6 Reasons New Businesses Fail

6 Reasons New Businesses Fail
Fact checked by Michael Rosenston
Reviewed by Khadija Khartit

New business owners commonly struggle to find capital, suppliers, and customers. To be successful, new business owners must prepare for these risks through careful planning and timing.

The U.S. Bureau of Labor Statistics estimates that over 20% of small businesses fail within the first year. Entrepreneurs started 993,489 new businesses in March 2024. Based on historical data, 198,698 of these businesses failed by 2025.

Key Takeaways

  • Market research is essential before starting a new business.
  • A well-crafted business plan helps guide a new entrepreneur.
  • Many companies do not raise enough starting capital needed for new businesses that lack reliable revenue.
6 Reasons New Businesses Fail

Investopedia / Ellen Lindner

Lack of Market Research

New entrepreneurs often find an opening or unmet need within a market and then fill it rather than try and push their product or service in. It’s easier to satisfy a need rather than create one and convince people that they should spend money on it. Business owners should have realistic projections of target audience reach and estimate future sales.

Business Plan Problems

A solid and realistic business plan is the basis of a successful business. Entrepreneurs outline achievable goals, how their business can meet those goals, and possible problems and solutions. The plan will also estimate the costs and inputs needed for the business, and it will determine strategies and timelines.
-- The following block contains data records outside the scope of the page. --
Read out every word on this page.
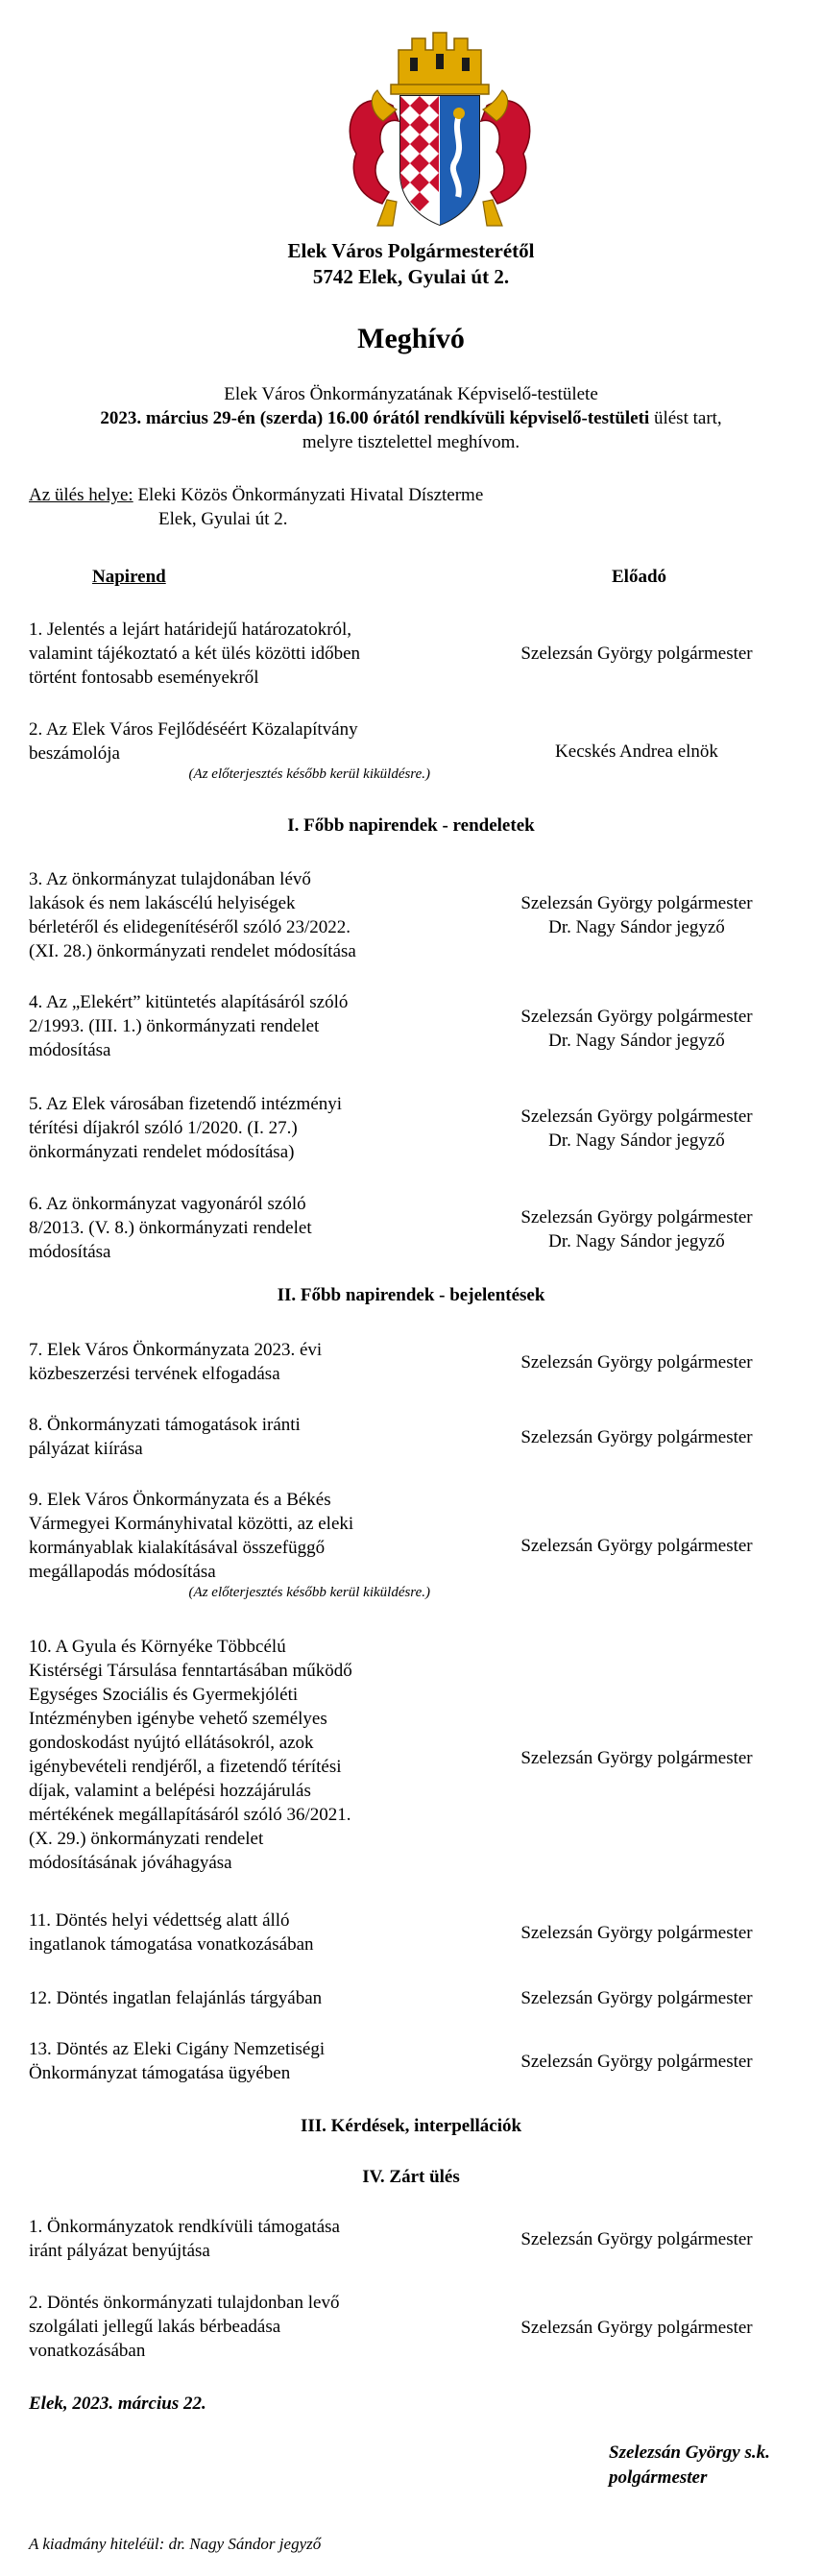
Elek Város Polgármesterétől
5742 Elek, Gyulai út 2.
Meghívó
Elek Város Önkormányzatának Képviselő-testülete
2023. március 29-én (szerda) 16.00 órától rendkívüli képviselő-testületi ülést tart,
melyre tisztelettel meghívom.
Az ülés helye: Eleki Közös Önkormányzati Hivatal Díszterme
Elek, Gyulai út 2.
Napirend	Előadó
1. Jelentés a lejárt határidejű határozatokról,
valamint tájékoztató a két ülés közötti időben
történt fontosabb eseményekről
Szelezsán György polgármester
2. Az Elek Város Fejlődéséért Közalapítvány
beszámolója
(Az előterjesztés később kerül kiküldésre.)
Kecskés Andrea elnök
I. Főbb napirendek - rendeletek
3. Az önkormányzat tulajdonában lévő
lakások és nem lakáscélú helyiségek
bérletéről és elidegenítéséről szóló 23/2022.
(XI. 28.) önkormányzati rendelet módosítása
Szelezsán György polgármester
Dr. Nagy Sándor jegyző
4. Az „Elekért” kitüntetés alapításáról szóló
2/1993. (III. 1.) önkormányzati rendelet
módosítása
Szelezsán György polgármester
Dr. Nagy Sándor jegyző
5. Az Elek városában fizetendő intézményi
térítési díjakról szóló 1/2020. (I. 27.)
önkormányzati rendelet módosítása)
Szelezsán György polgármester
Dr. Nagy Sándor jegyző
6. Az önkormányzat vagyonáról szóló
8/2013. (V. 8.) önkormányzati rendelet
módosítása
Szelezsán György polgármester
Dr. Nagy Sándor jegyző
II. Főbb napirendek - bejelentések
7. Elek Város Önkormányzata 2023. évi
közbeszerzési tervének elfogadása
Szelezsán György polgármester
8. Önkormányzati támogatások iránti
pályázat kiírása
Szelezsán György polgármester
9. Elek Város Önkormányzata és a Békés
Vármegyei Kormányhivatal közötti, az eleki
kormányablak kialakításával összefüggő
megállapodás módosítása
(Az előterjesztés később kerül kiküldésre.)
Szelezsán György polgármester
10. A Gyula és Környéke Többcélú
Kistérségi Társulása fenntartásában működő
Egységes Szociális és Gyermekjóléti
Intézményben igénybe vehető személyes
gondoskodást nyújtó ellátásokról, azok
igénybevételi rendjéről, a fizetendő térítési
díjak, valamint a belépési hozzájárulás
mértékének megállapításáról szóló 36/2021.
(X. 29.) önkormányzati rendelet
módosításának jóváhagyása
Szelezsán György polgármester
11. Döntés helyi védettség alatt álló
ingatlanok támogatása vonatkozásában
Szelezsán György polgármester
12. Döntés ingatlan felajánlás tárgyában	Szelezsán György polgármester
13. Döntés az Eleki Cigány Nemzetiségi
Önkormányzat támogatása ügyében
Szelezsán György polgármester
III. Kérdések, interpellációk
IV. Zárt ülés
1. Önkormányzatok rendkívüli támogatása
iránt pályázat benyújtása
Szelezsán György polgármester
2. Döntés önkormányzati tulajdonban levő
szolgálati jellegű lakás bérbeadása
vonatkozásában
Szelezsán György polgármester
Elek, 2023. március 22.
Szelezsán György s.k.
polgármester
A kiadmány hiteléül: dr. Nagy Sándor jegyző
Traditional business plans are comprehensive, and lenders and investors may want to see this plan. The Small Business Administration offers new entrepreneurs help in crafting a business plan on their website.

Too Little Financing

Companies in the startup phase face challenges in obtaining financing to bring a new product to market. Angel investors, venture capitalists, and conventional bank loans are common sources available to small businesses. The Small Business Administration also offers a variety of loan programs. New owners should brainstorm multiple channels for funding and financing and get educated about this area.

The Small Business Administration offers loans to new and small businesses ranging from $500 to $5.5 million.
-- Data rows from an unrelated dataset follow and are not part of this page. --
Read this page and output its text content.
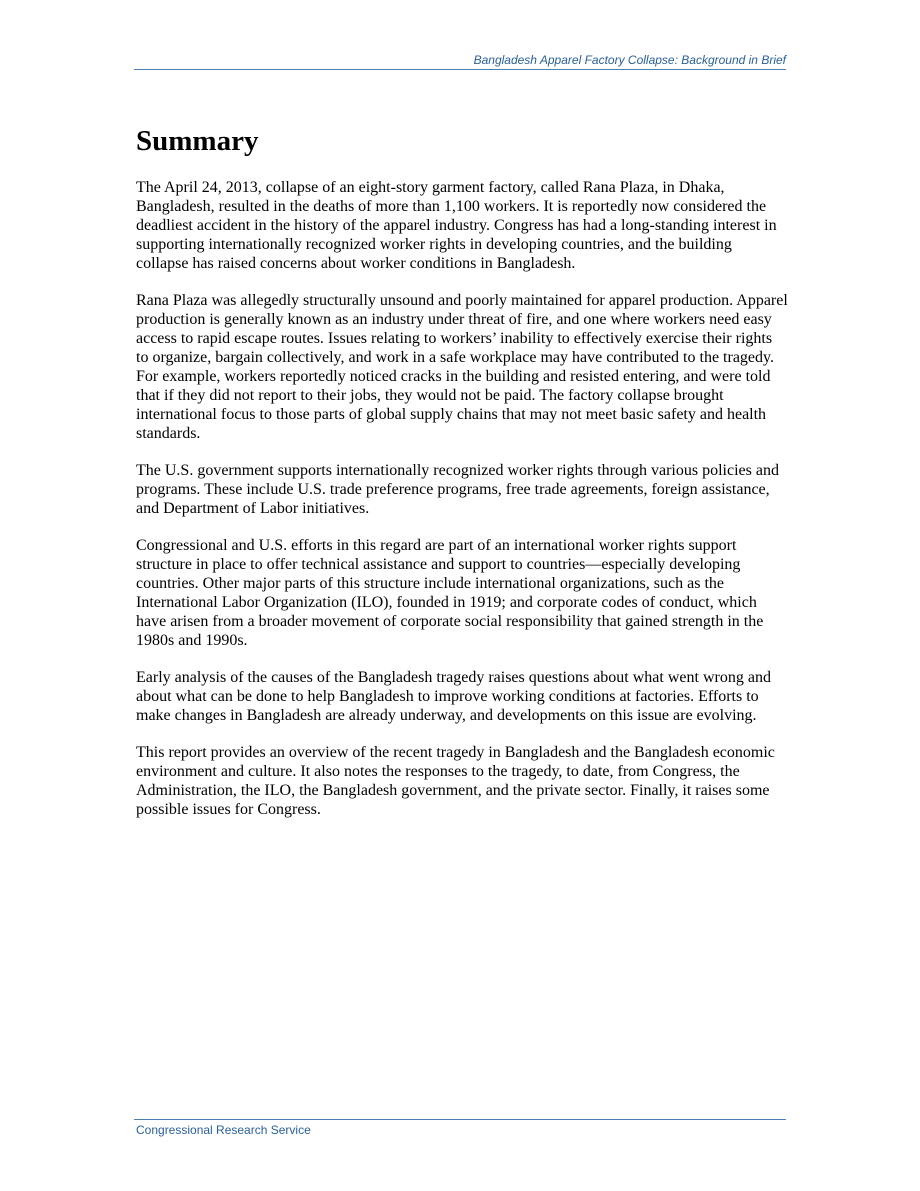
Bangladesh Apparel Factory Collapse: Background in Brief
Summary

The April 24, 2013, collapse of an eight-story garment factory, called Rana Plaza, in Dhaka, Bangladesh, resulted in the deaths of more than 1,100 workers. It is reportedly now considered the deadliest accident in the history of the apparel industry. Congress has had a long-standing interest in supporting internationally recognized worker rights in developing countries, and the building collapse has raised concerns about worker conditions in Bangladesh.

Rana Plaza was allegedly structurally unsound and poorly maintained for apparel production. Apparel production is generally known as an industry under threat of fire, and one where workers need easy access to rapid escape routes. Issues relating to workers’ inability to effectively exercise their rights to organize, bargain collectively, and work in a safe workplace may have contributed to the tragedy. For example, workers reportedly noticed cracks in the building and resisted entering, and were told that if they did not report to their jobs, they would not be paid. The factory collapse brought international focus to those parts of global supply chains that may not meet basic safety and health standards.

The U.S. government supports internationally recognized worker rights through various policies and programs. These include U.S. trade preference programs, free trade agreements, foreign assistance, and Department of Labor initiatives.

Congressional and U.S. efforts in this regard are part of an international worker rights support structure in place to offer technical assistance and support to countries—especially developing countries. Other major parts of this structure include international organizations, such as the International Labor Organization (ILO), founded in 1919; and corporate codes of conduct, which have arisen from a broader movement of corporate social responsibility that gained strength in the 1980s and 1990s.

Early analysis of the causes of the Bangladesh tragedy raises questions about what went wrong and about what can be done to help Bangladesh to improve working conditions at factories. Efforts to make changes in Bangladesh are already underway, and developments on this issue are evolving.

This report provides an overview of the recent tragedy in Bangladesh and the Bangladesh economic environment and culture. It also notes the responses to the tragedy, to date, from Congress, the Administration, the ILO, the Bangladesh government, and the private sector. Finally, it raises some possible issues for Congress.

Congressional Research Service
Poor Location or Lack of Social Media

Many businesses rely on location for foot traffic. However, location on the internet and social media strength can be just as important as a company’s physical location in a shopping district. A marketing strategy is important. Big billboards may not be the way to go for an internet company, just as online ads may not be the way to go for a heavy-construction business.

Complacency

Once an owner has completed the planning, established their business, and gained a customer base, they must avoid becoming complacent. New entrepreneurs must monitor the market and know when they may need to alter their business plan. Being on top of key trends allows them time to adjust their strategy so that they can remain successful.

Expanding Too Fast

When a business expands too fast and doesn’t take the same care with research, strategy, and planning, the financial drain can sink the whole enterprise. Growing too quickly may overstretch a business that struggles to meet its obligations to employees, suppliers, and customers, creating a growth trap. Rapid growth may lead to an imbalance where whereas scaling a business correctly requires a slow strategy with adequate cash flow.

How Do Poor Revenue Estimates Affect a New Business?
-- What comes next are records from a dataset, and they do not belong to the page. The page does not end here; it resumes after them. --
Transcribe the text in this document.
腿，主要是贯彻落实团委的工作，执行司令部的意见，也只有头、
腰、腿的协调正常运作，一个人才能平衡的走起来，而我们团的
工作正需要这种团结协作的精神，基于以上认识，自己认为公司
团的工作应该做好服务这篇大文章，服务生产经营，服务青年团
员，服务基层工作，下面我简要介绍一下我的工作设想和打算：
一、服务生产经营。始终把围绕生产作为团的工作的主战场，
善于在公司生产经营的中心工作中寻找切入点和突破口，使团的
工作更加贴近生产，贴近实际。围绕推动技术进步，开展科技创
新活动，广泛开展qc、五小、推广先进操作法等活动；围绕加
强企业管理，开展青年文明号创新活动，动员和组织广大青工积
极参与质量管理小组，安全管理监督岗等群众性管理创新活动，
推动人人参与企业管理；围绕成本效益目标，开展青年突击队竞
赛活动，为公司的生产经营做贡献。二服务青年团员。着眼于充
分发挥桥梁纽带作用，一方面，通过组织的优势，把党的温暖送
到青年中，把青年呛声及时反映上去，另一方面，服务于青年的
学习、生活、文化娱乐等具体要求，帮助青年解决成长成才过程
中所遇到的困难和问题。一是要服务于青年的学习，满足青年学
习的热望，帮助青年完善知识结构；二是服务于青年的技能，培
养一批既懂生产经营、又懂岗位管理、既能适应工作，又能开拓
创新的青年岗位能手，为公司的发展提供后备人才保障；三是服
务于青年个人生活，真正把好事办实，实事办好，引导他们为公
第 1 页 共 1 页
Owners may overestimate revenue generated by sales or underprice a product or service to entice new customers. Small businesses may then face costs that outweigh revenue.

What Is Outsourcing?

New business owners may know their product or service, but may lack the skills needed for payroll, accounting, or technology. If owners outsource activities like IT or human resources, they can focus more on day-to-day operations.

What Should a Business Plan Include?

A good business plan helps keep owners on track and is an essential tool when attracting financing or investors. It should include a clear description of the business, forecasts for current and future employee and management needs, opportunities and threats within the market, projected cash flow, marketing strategies, and competitor analysis.

The Bottom Line

Research, planning, and flexibility can help the owner avoid many of the pitfalls of a new business. Market research, adequate funding, and a good business plan help new businesses succeed.